Olvidadas en un pueblo minero de León, en casas destinadas a la ruina, solas con sus recuerdos de una época de grandeza, de trabajo y de lucha. Olvidadas en una residencia de ancianos en Barcelona, sin más futuro que añorar el pasado, entre la resignación y el orgullo de una vida destinada al trabajo, a cuidar de sus familias, a olvidar sus talentos y aspiraciones.
Casa de nadie, documental de Ingrid Guardiola seleccionado en el Atlántida Film Fest, es un ensayo sobre la vejez y sobre la ruina, sobre la memoria y el trabajo desde el punto de vista de la explotación capitalista. La directora, ensayista y profesora de humanidades, presenta a dos comunidades alejadas geográficamente, pero que comparten la ausencia de hogar: un hogar que se marchó de unas personas, en el caso del pueblo minero, o unas personas que se marcharon de su hogar, en el caso de la residencia de ancianos barcelonesa.
Hay en nuestra sociedad un problema de memoria y de reconocimiento. Como si todo el pasado fuera desechable, como si la pólvora se acabara de inventar. Ello, unido a una ideología que busca la novedad constante, la máxima productividad, provoca que se descarten tanto a personas como a municipios. Sobre eso parece reflexionar Ingrid Guardiola en este docu-ensayo; la desgracia que supone que se aparten de la vida pública a aquellas comunidades y personas que deberían servir de espejo y punto de referencia. El tópico de la “historia viva” se hace verdad en los surcos: de las montañas donde antes había minas y ya no queda nada, o de la piel arrugada donde queda escrito el paso del tiempo.

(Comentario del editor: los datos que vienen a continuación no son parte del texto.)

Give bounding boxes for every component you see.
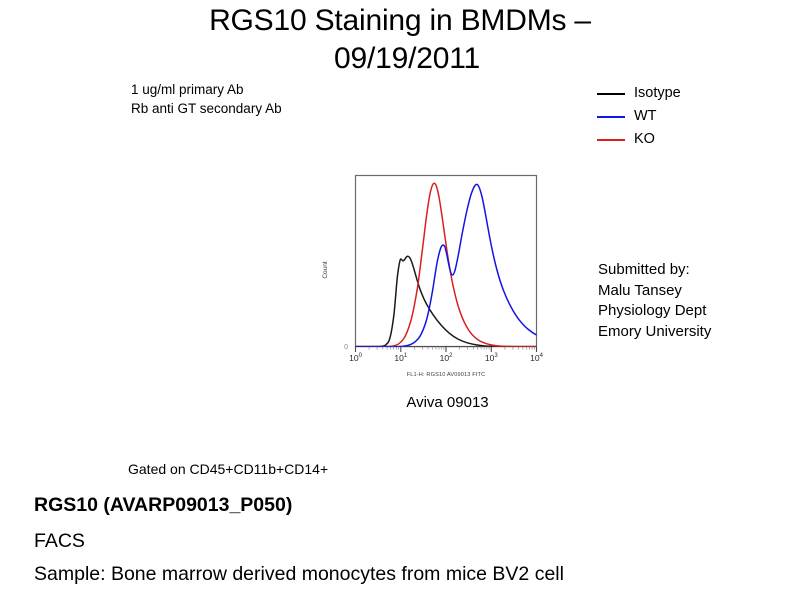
legend-label-isotype: Isotype	[634, 86, 681, 101]
y-axis-label: Count	[322, 261, 329, 279]
antibody-note: 1 ug/ml primary Ab Rb anti GT secondary …	[131, 80, 282, 118]
svg-text:102: 102	[440, 353, 453, 363]
assay-name: FACS	[34, 530, 85, 553]
submitted-by-department: Physiology Dept	[598, 301, 711, 322]
x-axis-tick-labels: 100 101 102 103 104	[349, 353, 543, 363]
legend-label-wt: WT	[634, 109, 657, 124]
figure-title-line-1: RGS10 Staining in BMDMs –	[0, 2, 800, 40]
svg-text:100: 100	[349, 353, 362, 363]
gating-note: Gated on CD45+CD11b+CD14+	[128, 461, 328, 477]
svg-text:104: 104	[530, 353, 543, 363]
plot-caption: Aviva 09013	[355, 394, 540, 411]
svg-text:103: 103	[485, 353, 498, 363]
legend-item-isotype: Isotype	[597, 82, 681, 105]
flow-cytometry-histogram: Count 0	[300, 168, 550, 393]
submitted-by-block: Submitted by: Malu Tansey Physiology Dep…	[598, 260, 711, 342]
sample-description: Sample: Bone marrow derived monocytes fr…	[34, 563, 564, 586]
legend-label-ko: KO	[634, 132, 655, 147]
chart-legend: Isotype WT KO	[597, 82, 681, 151]
target-name: RGS10 (AVARP09013_P050)	[34, 494, 292, 517]
submitted-by-person: Malu Tansey	[598, 281, 711, 302]
legend-swatch-isotype	[597, 93, 625, 95]
figure-title: RGS10 Staining in BMDMs – 09/19/2011	[0, 2, 800, 78]
legend-item-wt: WT	[597, 105, 681, 128]
figure-title-line-2: 09/19/2011	[0, 40, 800, 78]
svg-text:101: 101	[394, 353, 407, 363]
antibody-note-primary: 1 ug/ml primary Ab	[131, 80, 282, 99]
legend-swatch-ko	[597, 139, 625, 141]
antibody-note-secondary: Rb anti GT secondary Ab	[131, 99, 282, 118]
y-origin-tick-label: 0	[344, 344, 348, 351]
submitted-by-heading: Submitted by:	[598, 260, 711, 281]
plot-frame	[356, 176, 537, 347]
x-axis-label: FL1-H: RGS10 AV09013 FITC	[407, 372, 486, 378]
submitted-by-institution: Emory University	[598, 322, 711, 343]
legend-swatch-wt	[597, 116, 625, 118]
legend-item-ko: KO	[597, 128, 681, 151]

Se trata éste de un documental áspero, duro y frío como el clima en las cuencas mineras o como el día a día en una residencia de ancianos. El gran acierto de su directora es ir entrando poco a poco en el tema, dejar que las reflexiones y pensamientos que producen sus imágenes vayan dejando poso, intentar que el espectador saque sus propias conclusiones y establezca sus conexiones entre los dos mundos. Se puede apreciar en Casa de nadie una voluntad documentalista que consiste en dejar la cámara allá donde pueden pasar cosas, hacer las preguntas justas y dejar que los protagonistas hablen. El buen hacer de Ingrid Guardiola se revela en un montaje puramente ensayístico, que sortea el escollo de la dispersión y consigue transmitir ideas sin avasallar.
En una escena especialmente significativa, las mujeres de la residencia de ancianos de Barcelona revelan cómo sus sueños y capacidades fueron dejadas de lado por culpa de su familia, sus maridos o la propia estructura de la sociedad. Una vez mayores, y liberadas en parte de ese yugo, se dan cuenta de que lo que les queda es la marginación, el exilio a casas sin hogar, en donde no cumplen ningún otro papel que esperar a la muerte. La directora parece ofrecer una cierta solución en aquellas escenas donde se produce un diálogo intergeneracional, donde se aprecia la especial necesidad de ofrecer a las personas mayores una voz y un lugar en la sociedad.
Desalmados aquellos que olviden a sus padres.